Solo qualche anno fa, con toni quasi premonitori, Jean Baudrillard intitolava un suo saggio Ma dov’è dunque finito il Male?. La sua tesi è che abbiamo preteso di «sterminare il Male sin nei minimi interstizi», per offrire l’immagine di un universo radioso, trasparente, levigato, riabilitato, riscattato. L’omissione del male ha improntato la nostra epoca. Esorcizzato, tabuizzato, taciuto – persino nel politicamente corretto – il male ricompare, anzi riesplode, con un sovrappiù di energia demonica, per diventare quasi arma nelle mani di chi si incarica di articolarlo. Come dimenticare il recente massacro dei disabili a Sagamihara, in Giappone?
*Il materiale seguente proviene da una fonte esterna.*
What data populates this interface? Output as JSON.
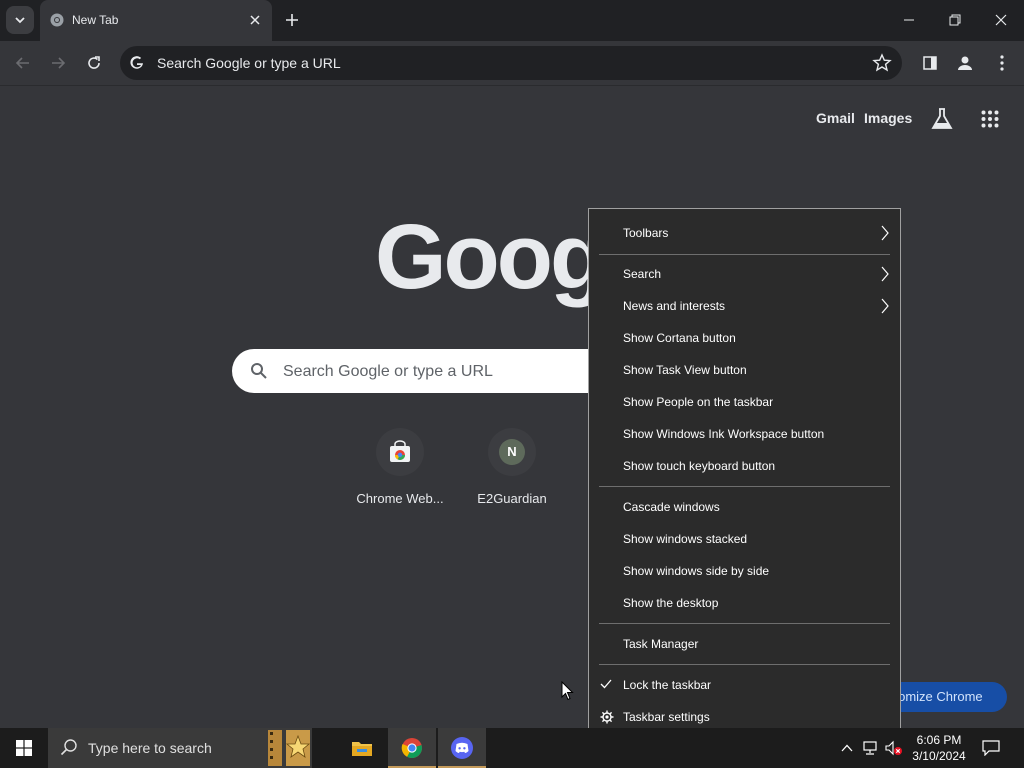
{
  "browser": {
    "tab": {
      "title": "New Tab"
    },
    "omnibox": {
      "placeholder": "Search Google or type a URL"
    },
    "colors": {
      "frame": "#202124",
      "toolbar": "#35363a",
      "text": "#e8eaed"
    }
  },
  "ntp": {
    "links": {
      "gmail": "Gmail",
      "images": "Images"
    },
    "logo_partial": "Goog",
    "search_placeholder": "Search Google or type a URL",
    "shortcuts": [
      {
        "label": "Chrome Web...",
        "icon": "chrome-web-store-icon"
      },
      {
        "label": "E2Guardian",
        "letter": "N",
        "icon": "letter-avatar-icon"
      }
    ],
    "customize_label": "stomize Chrome"
  },
  "context_menu": {
    "items": [
      {
        "label": "Toolbars",
        "submenu": true
      },
      {
        "label": "Search",
        "submenu": true
      },
      {
        "label": "News and interests",
        "submenu": true
      },
      {
        "label": "Show Cortana button"
      },
      {
        "label": "Show Task View button"
      },
      {
        "label": "Show People on the taskbar"
      },
      {
        "label": "Show Windows Ink Workspace button"
      },
      {
        "label": "Show touch keyboard button"
      },
      {
        "label": "Cascade windows"
      },
      {
        "label": "Show windows stacked"
      },
      {
        "label": "Show windows side by side"
      },
      {
        "label": "Show the desktop"
      },
      {
        "label": "Task Manager"
      },
      {
        "label": "Lock the taskbar",
        "checked": true
      },
      {
        "label": "Taskbar settings",
        "icon": "gear-icon"
      }
    ]
  },
  "taskbar": {
    "search_placeholder": "Type here to search",
    "apps": [
      "file-explorer-icon",
      "chrome-icon",
      "discord-icon"
    ],
    "time": "6:06 PM",
    "date": "3/10/2024"
  }
}
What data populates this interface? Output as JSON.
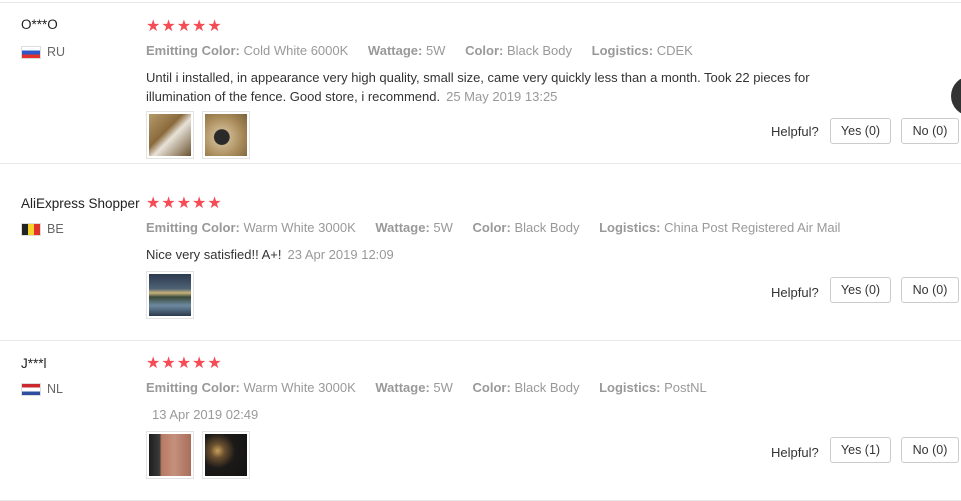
{
  "reviews": [
    {
      "user": "O***O",
      "country": "RU",
      "stars": 5,
      "attributes": [
        {
          "label": "Emitting Color:",
          "value": "Cold White 6000K"
        },
        {
          "label": "Wattage:",
          "value": "5W"
        },
        {
          "label": "Color:",
          "value": "Black Body"
        },
        {
          "label": "Logistics:",
          "value": "CDEK"
        }
      ],
      "text": "Until i installed, in appearance very high quality, small size, came very quickly less than a month. Took 22 pieces for illumination of the fence. Good store, i recommend.",
      "date": "25 May 2019 13:25",
      "helpful_label": "Helpful?",
      "yes": "Yes (0)",
      "no": "No (0)"
    },
    {
      "user": "AliExpress Shopper",
      "country": "BE",
      "stars": 5,
      "attributes": [
        {
          "label": "Emitting Color:",
          "value": "Warm White 3000K"
        },
        {
          "label": "Wattage:",
          "value": "5W"
        },
        {
          "label": "Color:",
          "value": "Black Body"
        },
        {
          "label": "Logistics:",
          "value": "China Post Registered Air Mail"
        }
      ],
      "text": "Nice very satisfied!! A+!",
      "date": "23 Apr 2019 12:09",
      "helpful_label": "Helpful?",
      "yes": "Yes (0)",
      "no": "No (0)"
    },
    {
      "user": "J***l",
      "country": "NL",
      "stars": 5,
      "attributes": [
        {
          "label": "Emitting Color:",
          "value": "Warm White 3000K"
        },
        {
          "label": "Wattage:",
          "value": "5W"
        },
        {
          "label": "Color:",
          "value": "Black Body"
        },
        {
          "label": "Logistics:",
          "value": "PostNL"
        }
      ],
      "text": "",
      "date": "13 Apr 2019 02:49",
      "helpful_label": "Helpful?",
      "yes": "Yes (1)",
      "no": "No (0)"
    }
  ]
}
E così il male, questa convulsione interna all’ordine mondiale, appare inestirpabile nella sua radicalità.
Si può essere d’accordo o no con Baudrillard, ma certo colpisce la convinzione con cui alcuni riprendono, spesso fraintendendole, le parole di Hannah Arendt. Non c’è ormai nulla di più banale, di fronte alla gravità degli avvenimenti che si susseguono, che parlare di «banalità del male». Si tratta un modo reiterato di tabuizzarlo. Il male non è banale. Semmai è un limite della politica e dell’informazione non essere in grado di dire e di pensare il male, tentando invece di sbarazzarsene.
Se oggi non ha una presenza metafisica o mitologica, il male è tuttavia diffusamente presente, in tutte le infinite forme astratte e virali, ma anche arcaiche e crudeli, che ci circondano e ormai, in modo oscuro e incomprensibile, ci minacciano.
A lungo non abbiamo voluto vedere le scintille di male che si andavano accumulando nel cuore dell’infelicità contemporanea. Ed ecco che là dove avrebbe dovuto realizzarsi una convivialità armonica, il male esorcizzato torna prepotentemente a rubare la scena, lasciandoci inorriditi e indifesi più di sempre.
Non serviranno sermoni moraleggianti e consolatori. Con i fenomeni ignoti e sconvolgenti di questo male dovremo convivere. Importante è non negarlo, ma considerarlo nella sua umana abissalità. Ci aiutano le riflessioni di chi, come lo psicologo Simon Baron-Cohen, riprendendo una lunga tradizione di pensiero, ci suggerisce che il male affiora dove viene meno l’empatia per gli altri. Non ci resta che fare affidamento sulla nostra empatia per continuare a vivere e a convivere. Questa è la sfida immane che dobbiamo accogliere.